ASU 2014-09, Revenue from Contracts with Customers (Topic 606), supersedes the revenue recognition requirements in Topic 605, Revenue Recognition. Under this ASU and subsequently issued amendments, revenue is recognized at the time a good or service is transferred to a customer for the amount of consideration expected to be received. The Company adopted this standard and subsequently issued amendments on January 1, 2018, using the modified retrospective transition method. The adoption of ASU 2014-09 and its subsequently issued amendments did not have a material impact on the Company’s existing or new contracts as of January 1, 2018; therefore, no cumulative adjustment to beginning retained earnings was required as a result of adoption. See Note 2Summary of Significant Accounting Policies subtopic “Revenue Recognition” and Note 4Revenues for additional disclosure.

Additionally, during the year ended December 31, 2018, the Company also adopted the following ASUs which had no material impact on its consolidated financial statements or disclosures:

 

ASU 2017-12, Derivatives and Hedging (Topic 815): Targeted Improvements to Accounting for Hedging Activities, aims to improve reporting of hedging relationships to better portray the economic results of an entity’s risk management activities in its financial statements and simplify the application of the hedge accounting guidance.  See Note 12Derivative Instruments and Hedging Activities for additional disclosure.  

 

ASU 2017-09, Compensation–Stock Compensation (Topic 718): Scope of Modification Accounting, provides clarity and reduces diversity in practice regarding the application of guidance on the modification of equity awards.

 

ASU 2016-18, Restricted Cash–a Consensus of the FASB Emerging Issues Task Force, requires companies to include restricted cash balances with cash and cash equivalent balances in the statement of cash flows. The Company adopted this standard on January 1, 2018 using the retrospective transition method.

 

ASU 2016-16, Income Taxes (Topic 740): Intra-Entity Transfers of Assets Other Than Inventory, simplifies the income tax accounting of intra-entity transfers of an asset other than inventory by requiring an entity to recognize the income tax effect when the transfer occurs.
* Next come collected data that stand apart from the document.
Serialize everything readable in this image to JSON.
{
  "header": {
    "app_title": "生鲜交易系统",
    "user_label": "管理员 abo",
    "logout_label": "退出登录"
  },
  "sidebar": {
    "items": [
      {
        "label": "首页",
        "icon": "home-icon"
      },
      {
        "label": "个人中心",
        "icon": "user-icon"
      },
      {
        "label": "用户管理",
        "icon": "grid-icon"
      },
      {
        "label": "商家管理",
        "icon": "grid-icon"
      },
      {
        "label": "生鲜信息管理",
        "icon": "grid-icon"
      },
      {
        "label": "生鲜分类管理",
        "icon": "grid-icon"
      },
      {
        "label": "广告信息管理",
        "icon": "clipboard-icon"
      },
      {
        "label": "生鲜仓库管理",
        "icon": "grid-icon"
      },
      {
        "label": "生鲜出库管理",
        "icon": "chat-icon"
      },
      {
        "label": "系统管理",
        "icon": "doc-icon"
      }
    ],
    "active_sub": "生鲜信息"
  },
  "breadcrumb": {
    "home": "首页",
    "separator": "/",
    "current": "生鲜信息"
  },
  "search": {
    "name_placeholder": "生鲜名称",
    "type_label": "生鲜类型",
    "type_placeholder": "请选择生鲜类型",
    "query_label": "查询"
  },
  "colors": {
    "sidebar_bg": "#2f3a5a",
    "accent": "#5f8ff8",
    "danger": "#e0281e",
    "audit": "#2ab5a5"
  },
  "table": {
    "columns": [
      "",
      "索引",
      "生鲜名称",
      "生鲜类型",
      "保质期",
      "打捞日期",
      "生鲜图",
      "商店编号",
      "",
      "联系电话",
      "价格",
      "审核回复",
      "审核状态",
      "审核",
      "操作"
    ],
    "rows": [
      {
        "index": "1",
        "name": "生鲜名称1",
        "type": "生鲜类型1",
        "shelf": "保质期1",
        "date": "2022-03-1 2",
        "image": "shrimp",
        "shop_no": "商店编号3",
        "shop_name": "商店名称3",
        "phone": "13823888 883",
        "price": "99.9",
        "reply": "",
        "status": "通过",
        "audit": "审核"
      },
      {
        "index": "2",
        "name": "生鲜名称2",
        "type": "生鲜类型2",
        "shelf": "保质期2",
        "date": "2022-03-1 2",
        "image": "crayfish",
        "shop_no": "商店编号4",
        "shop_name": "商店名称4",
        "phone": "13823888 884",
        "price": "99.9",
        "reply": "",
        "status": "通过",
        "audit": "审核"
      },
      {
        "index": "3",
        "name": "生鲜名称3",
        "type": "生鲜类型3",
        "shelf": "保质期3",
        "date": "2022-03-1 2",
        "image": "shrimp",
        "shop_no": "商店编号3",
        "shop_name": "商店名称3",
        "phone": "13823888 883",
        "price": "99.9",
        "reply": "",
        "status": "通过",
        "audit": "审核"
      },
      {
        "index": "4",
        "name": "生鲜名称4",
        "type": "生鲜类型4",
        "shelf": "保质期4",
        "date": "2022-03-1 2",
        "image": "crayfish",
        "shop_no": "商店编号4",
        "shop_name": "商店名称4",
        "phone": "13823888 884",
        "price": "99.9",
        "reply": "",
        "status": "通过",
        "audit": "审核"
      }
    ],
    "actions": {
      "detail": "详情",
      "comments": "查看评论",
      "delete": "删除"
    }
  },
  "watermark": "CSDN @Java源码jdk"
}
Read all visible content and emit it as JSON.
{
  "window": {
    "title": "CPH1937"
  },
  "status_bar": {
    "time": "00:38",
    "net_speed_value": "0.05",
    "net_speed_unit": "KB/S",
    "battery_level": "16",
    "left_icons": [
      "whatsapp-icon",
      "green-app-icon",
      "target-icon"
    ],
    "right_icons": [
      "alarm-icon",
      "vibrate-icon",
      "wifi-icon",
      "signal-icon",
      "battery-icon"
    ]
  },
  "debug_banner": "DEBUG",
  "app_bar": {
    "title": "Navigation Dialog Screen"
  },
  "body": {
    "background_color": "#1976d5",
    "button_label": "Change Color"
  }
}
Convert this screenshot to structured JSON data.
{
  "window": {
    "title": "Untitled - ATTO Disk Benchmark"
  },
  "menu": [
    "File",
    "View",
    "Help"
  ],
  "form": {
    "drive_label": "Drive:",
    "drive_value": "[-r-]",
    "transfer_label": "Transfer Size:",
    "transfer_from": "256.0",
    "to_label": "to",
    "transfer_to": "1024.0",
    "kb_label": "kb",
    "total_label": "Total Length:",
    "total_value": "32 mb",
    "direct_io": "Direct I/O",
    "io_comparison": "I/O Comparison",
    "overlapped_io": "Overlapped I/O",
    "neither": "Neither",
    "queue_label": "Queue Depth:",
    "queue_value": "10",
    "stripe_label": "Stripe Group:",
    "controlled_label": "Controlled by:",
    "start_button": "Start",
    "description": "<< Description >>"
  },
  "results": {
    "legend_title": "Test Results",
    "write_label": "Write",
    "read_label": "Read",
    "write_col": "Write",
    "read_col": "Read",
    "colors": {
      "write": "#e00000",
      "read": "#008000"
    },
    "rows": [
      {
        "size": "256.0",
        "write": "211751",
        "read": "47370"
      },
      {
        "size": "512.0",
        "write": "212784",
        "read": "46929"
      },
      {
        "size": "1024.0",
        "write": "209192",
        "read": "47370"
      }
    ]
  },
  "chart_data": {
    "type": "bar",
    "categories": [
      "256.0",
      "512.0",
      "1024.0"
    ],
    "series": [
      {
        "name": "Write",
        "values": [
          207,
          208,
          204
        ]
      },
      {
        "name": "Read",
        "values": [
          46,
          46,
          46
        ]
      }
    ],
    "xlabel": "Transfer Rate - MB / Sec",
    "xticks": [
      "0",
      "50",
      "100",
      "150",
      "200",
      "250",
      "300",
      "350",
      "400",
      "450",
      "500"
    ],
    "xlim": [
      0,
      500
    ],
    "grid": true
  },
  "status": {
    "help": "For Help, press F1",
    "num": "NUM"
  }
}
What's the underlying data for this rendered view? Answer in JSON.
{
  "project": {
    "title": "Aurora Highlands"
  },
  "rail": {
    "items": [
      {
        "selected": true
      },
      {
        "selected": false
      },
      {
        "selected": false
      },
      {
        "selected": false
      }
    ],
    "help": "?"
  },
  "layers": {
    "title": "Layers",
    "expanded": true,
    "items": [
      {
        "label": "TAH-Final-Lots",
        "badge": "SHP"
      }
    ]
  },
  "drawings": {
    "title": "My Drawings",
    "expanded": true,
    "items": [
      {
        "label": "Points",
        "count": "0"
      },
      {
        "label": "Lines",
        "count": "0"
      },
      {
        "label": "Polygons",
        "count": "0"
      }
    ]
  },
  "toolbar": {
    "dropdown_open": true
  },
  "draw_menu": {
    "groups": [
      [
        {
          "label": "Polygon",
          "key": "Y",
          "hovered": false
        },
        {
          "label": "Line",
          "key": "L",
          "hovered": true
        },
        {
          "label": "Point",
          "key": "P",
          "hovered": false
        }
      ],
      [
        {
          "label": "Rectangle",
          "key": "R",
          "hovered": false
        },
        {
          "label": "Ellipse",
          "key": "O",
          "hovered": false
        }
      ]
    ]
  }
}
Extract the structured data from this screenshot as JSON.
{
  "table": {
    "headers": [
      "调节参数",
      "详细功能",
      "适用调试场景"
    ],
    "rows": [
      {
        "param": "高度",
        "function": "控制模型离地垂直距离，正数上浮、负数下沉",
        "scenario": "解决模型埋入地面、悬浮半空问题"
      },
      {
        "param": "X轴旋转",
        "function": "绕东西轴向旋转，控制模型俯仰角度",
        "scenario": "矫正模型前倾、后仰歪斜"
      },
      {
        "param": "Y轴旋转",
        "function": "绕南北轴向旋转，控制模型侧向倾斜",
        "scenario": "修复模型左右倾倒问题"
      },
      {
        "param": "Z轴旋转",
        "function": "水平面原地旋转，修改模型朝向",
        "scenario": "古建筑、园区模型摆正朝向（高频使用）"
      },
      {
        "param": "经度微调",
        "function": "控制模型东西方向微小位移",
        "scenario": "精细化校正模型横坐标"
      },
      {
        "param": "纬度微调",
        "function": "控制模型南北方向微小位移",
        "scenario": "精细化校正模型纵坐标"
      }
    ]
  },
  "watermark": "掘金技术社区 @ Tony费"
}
The Company adopted this standard on January 1, 2018 using a modified retrospective transition method.

 

ASU 2016-15, Classification of Certain Cash Receipts and Cash Payments, provides guidance on the presentation and classification of eight specific cash flow issues that previously resulted in diversity in practice. The Company adopted this standard on January 1, 2018 using a retrospective transition method for each period presented.